Destaco apenas um ponto que considero extremamente importante. Se você tem o
hábito de pensar que a renda da terra molda o espaço e a cidade, e constitui a origem da
segregação urbana. Em outras palavras, que a propriedade privada da terra é a origem de
todos os males da cidade capitalista. Parecer-me que esta ideia está errada. Porque?
Porque a renda da terra é apenas reflexo. Se existe renda fundiária, é porque há
diferenciação no espaço das condições em termos de valorização do capital. Se
atualmente existe renda da terra, é porque há o uso capitalista dos excedentes de espaço
e localização. Esses superlucros, que vão se estabelecer em forma de renda, têm
precisamente, como origem, o fato de os efeitos úteis da aglomeração não serem
reproduzíveis – e que o acesso a eles é monopolizado pela propriedade da terra. Mas o
conteúdo econômico dessa propriedade fundiária, no capitalismo, é o lucro excedente
do capital. E o excedente tem justamente como fundamento a apropriação privada,
parcelada, do espaço e a ausência de controle social sobre a formação de valores de uso
urbano. Em outras palavras, a renda fundiária devolve ao capital seu próprio
movimento, de seu desenvolvimento desigual. Ela impõe a cada capital particular as leis
do capital como um todo. Depois, quando eu falar mais cuidadosamente sobre as rendas
da terra, teremos de qualificar essa declaração qie acabei de fazer. No entanto, me
parece essencial do ponto de vista teórico: a propriedade da terra tende a ser
transformada pelo capitalismo, integrada ao modo de produção dominante. O lucro
domina o aluguel e não o reverso.
No entanto, as rendas fundiárias capitalistas vão se transformar em um mecanismo e
alocação espacial de atividades: refletindo a exploração privada dos valores de uso
urbano, dificultarão, por sua vez, a formação destes.

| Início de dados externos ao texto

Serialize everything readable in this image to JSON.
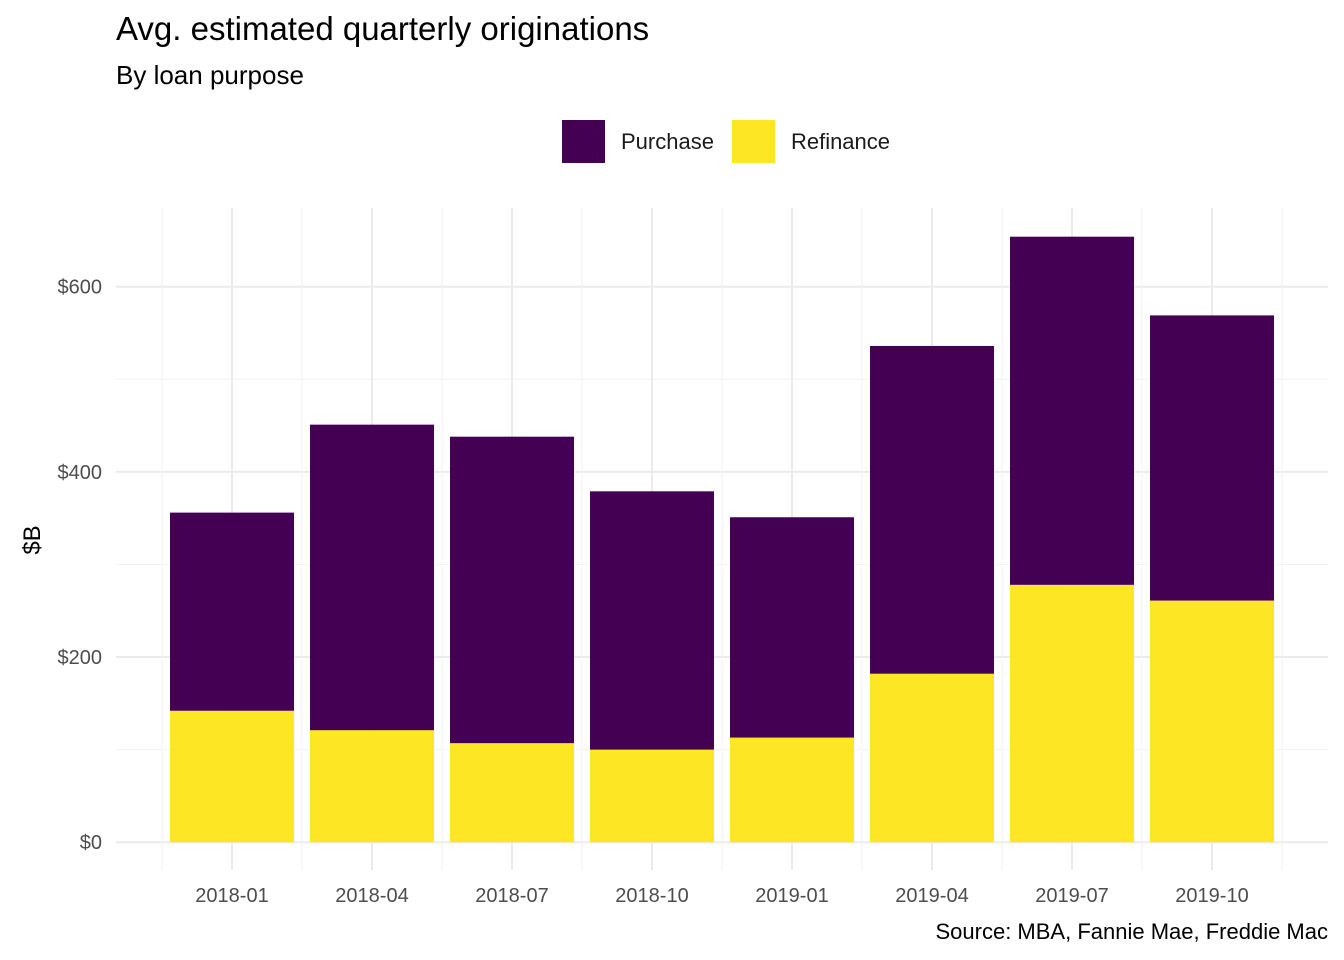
{
  "chart_data": {
    "type": "bar",
    "stacked": true,
    "title": "Avg. estimated quarterly originations",
    "subtitle": "By loan purpose",
    "caption": "Source: MBA, Fannie Mae, Freddie Mac",
    "xlabel": "",
    "ylabel": "$B",
    "categories": [
      "2018-01",
      "2018-04",
      "2018-07",
      "2018-10",
      "2019-01",
      "2019-04",
      "2019-07",
      "2019-10"
    ],
    "series": [
      {
        "name": "Refinance",
        "color": "#FDE725",
        "values": [
          142,
          121,
          107,
          100,
          113,
          182,
          278,
          261
        ]
      },
      {
        "name": "Purchase",
        "color": "#440154",
        "values": [
          214,
          330,
          331,
          279,
          238,
          354,
          376,
          308
        ]
      }
    ],
    "legend_order": [
      "Purchase",
      "Refinance"
    ],
    "ylim": [
      -30,
      685
    ],
    "yticks": [
      0,
      200,
      400,
      600
    ],
    "ytick_labels": [
      "$0",
      "$200",
      "$400",
      "$600"
    ],
    "legend_position": "top",
    "grid": true
  }
}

Pode-se ver que deixei de lado neste capítulo vários problemas essenciais. Por que
precisamos de equipamentos de consumo coletivo e porque o capitalismo que precisa
deles não os produz? O que as rendas do solo produzem e que contradições elas criam?
Além disso abordamos o problema do papel do Estado de uma forma muito limitada.
Mas eu vou retomar esses problemas nos próximos capítulos.